IU cancer patients to test Purdue smartphone app for anemia detection

A Purdue University-led team of researchers developing an anemia-detection application for mobile devices received funding from the Indiana Clinical and Translational Sciences Institute to evaluate the technology’s use in patients undergoing treatment for cancer.

Anemia, a condition in which patients do not have enough healthy red blood cells to carry adequate oxygen to the body’s tissues, is prevalent among cancer patients and likely related to the cancer itself, chemotherapy, radiation or blood loss. The creation of sHEA (smartphone-based bloodless spectrometerless HEemoglobin Analyzer) by Young Kim, associate professor with the Purdue Weldon School of Biomedical Engineering, and Md Munirul Haque, research scientist with the Regenstrief Center for Healthcare Engineering at Purdue, aims to make detecting this condition easier and more convenient.

“More than half the patients undergoing cancer treatment are likely to become anemic at some point in time,” said Kim. “The device we are developing has the potential to allow for earlier anemia detection, and it’s noninvasive, which is especially important for cancer patients who have greater sensitivities to needles as well as co-morbidities that cause problems with vein access.”

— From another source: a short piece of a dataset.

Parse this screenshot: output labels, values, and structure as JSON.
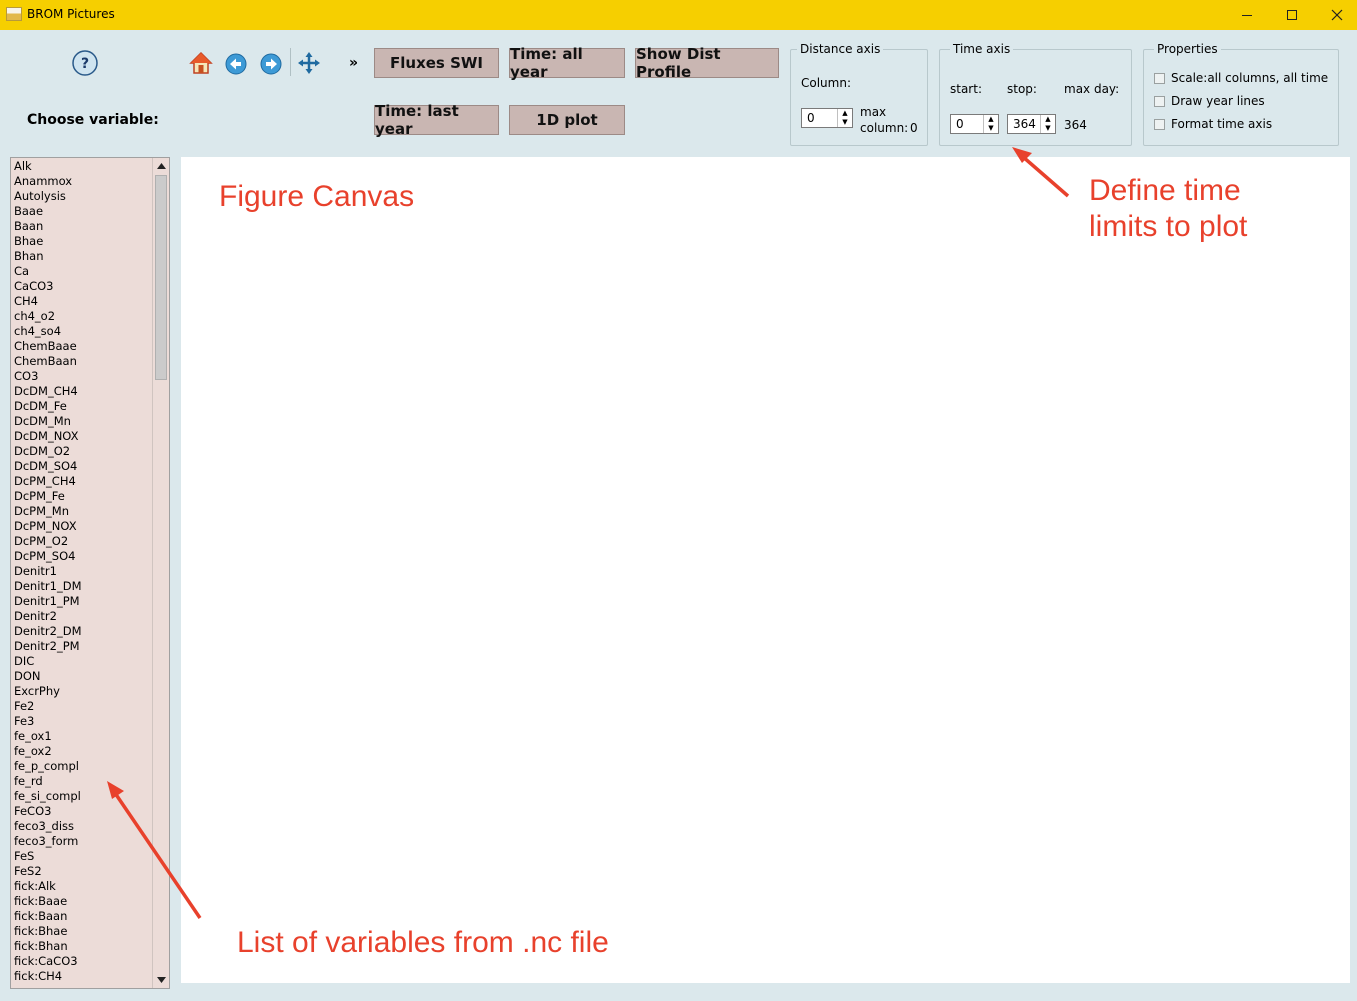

The Indiana CTSI is a statewide collaboration of Indiana University, Purdue and the University of Notre Dame to facilitate the translation of scientific discoveries in the lab into new patient treatments in Indiana and beyond. The $75K award from the Indiana CTSI’s Collaboration in Translational Research pilot grant program will allow Purdue researchers to team up with Attaya Suvannasankha, M.D., assistant professor of hematology and oncology at the IU School of Medicine, to introduce this technology to 144 cancer patients already undergoing treatment at the Indiana University Melvin and Bren Simon Cancer Center in Indianapolis.

Researchers plan to spend the first four months of 2018 testing the sHEA technology with a large patient pool at the Kenya, East Africa-based AMPATH laboratory under an earlier grant from the National Institutes of Health Fogarty International Center to improve mobile testing for anemia in resource-limited settings where anemia is prevalent.

“Although the patient pool here in the U.S. will be smaller than the one in Kenya, the Indiana CTSI award will allow us to focus on personalized health-care monitoring in longitudinal fashion,” Haque said. “This study will be synergic to our Kenya study and allow us to evaluate and compare the performance of sHEA in diverse ethnic settings.”

Both settings will provide information to create a reliable hemoglobin-detection algorithm needed to translate color data from the smartphone into virtual hyperspectral images. These images will include the detailed color information necessary for a smart phone “selfie” of a patient’s inner eyelid to accurately measure levels of hemoglobin in the blood.